Figure 19 shows the comparison of x/y velocities against time for elevator and emulated propeller cases for all cases. There was almost no difference in the decrease of x velocity between the different cases, except that for cases with propeller lift, the x velocity at landing was slightly lower (4.4 against 5.2 m/s). This was still beneficial for landing. In terms of y velocity, for cases with propeller lift at t = 0 and 1 s, their y velocity magnitude at landing was relatively smaller (4.2/4.3 against 4.9/5 m/s) than the other two cases. These results show that propeller lift can help to reduce the landing x and y velocities by a small margin. The algorithm used for the propeller lift is relatively simple, and hence, a better algorithm, such as the use of deep reinforced learning [3], may be able to give a better performance.

5. Conclusions and Future Works

The perching maneuver of a wing-deforming UAV was investigated using the free, open-source solver OpenFOAM through the 6DOF framework. This framework can perform 6DOF moving grid simulations together with grid deformation, sliding mesh, and algorithm addition capabilities. With the moving grid capability, one can save substantially on computational resources. Results show that when the wing retracts forward, the UAV pitches up and slows down.
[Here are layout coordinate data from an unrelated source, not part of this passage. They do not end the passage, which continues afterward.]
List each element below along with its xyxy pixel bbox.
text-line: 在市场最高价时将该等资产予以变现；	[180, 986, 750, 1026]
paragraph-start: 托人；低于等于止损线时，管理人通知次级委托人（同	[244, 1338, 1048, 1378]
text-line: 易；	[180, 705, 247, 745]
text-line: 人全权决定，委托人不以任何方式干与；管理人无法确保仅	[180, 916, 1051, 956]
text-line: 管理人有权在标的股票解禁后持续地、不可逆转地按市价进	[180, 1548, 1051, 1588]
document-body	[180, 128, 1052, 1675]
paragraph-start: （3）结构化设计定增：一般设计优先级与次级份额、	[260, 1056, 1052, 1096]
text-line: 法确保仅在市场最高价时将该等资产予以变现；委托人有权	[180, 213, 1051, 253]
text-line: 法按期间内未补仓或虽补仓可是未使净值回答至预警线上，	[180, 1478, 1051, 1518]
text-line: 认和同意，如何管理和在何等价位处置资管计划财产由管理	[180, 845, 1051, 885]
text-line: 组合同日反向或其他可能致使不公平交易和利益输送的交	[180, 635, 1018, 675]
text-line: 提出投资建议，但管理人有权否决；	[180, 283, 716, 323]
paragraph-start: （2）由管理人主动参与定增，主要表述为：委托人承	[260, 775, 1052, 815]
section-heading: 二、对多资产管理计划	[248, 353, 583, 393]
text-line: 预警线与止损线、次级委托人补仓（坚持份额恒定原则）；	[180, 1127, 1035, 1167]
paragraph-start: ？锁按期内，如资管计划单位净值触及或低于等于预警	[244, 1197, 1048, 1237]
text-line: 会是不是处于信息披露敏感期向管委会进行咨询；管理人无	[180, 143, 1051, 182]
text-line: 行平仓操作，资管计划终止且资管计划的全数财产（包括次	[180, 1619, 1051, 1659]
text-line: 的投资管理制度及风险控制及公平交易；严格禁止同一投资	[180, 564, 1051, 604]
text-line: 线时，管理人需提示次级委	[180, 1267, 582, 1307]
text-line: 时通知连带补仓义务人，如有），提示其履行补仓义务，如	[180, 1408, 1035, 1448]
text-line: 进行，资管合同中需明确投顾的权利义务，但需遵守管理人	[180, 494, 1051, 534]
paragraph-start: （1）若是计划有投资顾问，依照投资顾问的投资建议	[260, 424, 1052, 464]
From the 6DOF analysis, we can analyze the trajectory of the UAV. The different retraction speeds have slightly different effects on the trajectory of the UAV. It was found that a retraction speed of 135 deg/s allows the UAV to have a slightly lower landing x velocity and a higher landing y velocity. Although the forward speed of the wing-deformed UAV decreases by 32%, it is still too fast for landing. With the addition of the elevator, the x velocity can be decreased to 5 m/s, with the y velocity magnitude maintained at 5 m/s. This shows the effectiveness of the elevator control. Lastly, we added the emulated propeller lift. If the emulated propeller lift is activated at the start of the wing deformation, its altitude will increase too high and too fast. In comparison, if the lift is activated 0.5 to 1 s later, it can further help to reduce its landing velocity by a small margin. Better performance may be possible with a better-emulated propeller lift algorithm. In this study, the focus was on the perch landing maneuver. The results show that this framework can be used for the accurate prediction of the trajectory of UAVs with fixed or movable wings and control surfaces. It is also possible to add external forces like the emulated propeller lift. The moving grid feature can reduce the computational cost, and together with the free, open-source CFD code OpenFOAM, this can be a viable option compared with other commercial CFD codes, which are more expensive. Moreover, the flexibility of the framework with OpenFOAM means that it can also be used on other problems, such as fast-turning agile flight and flapping wing flight.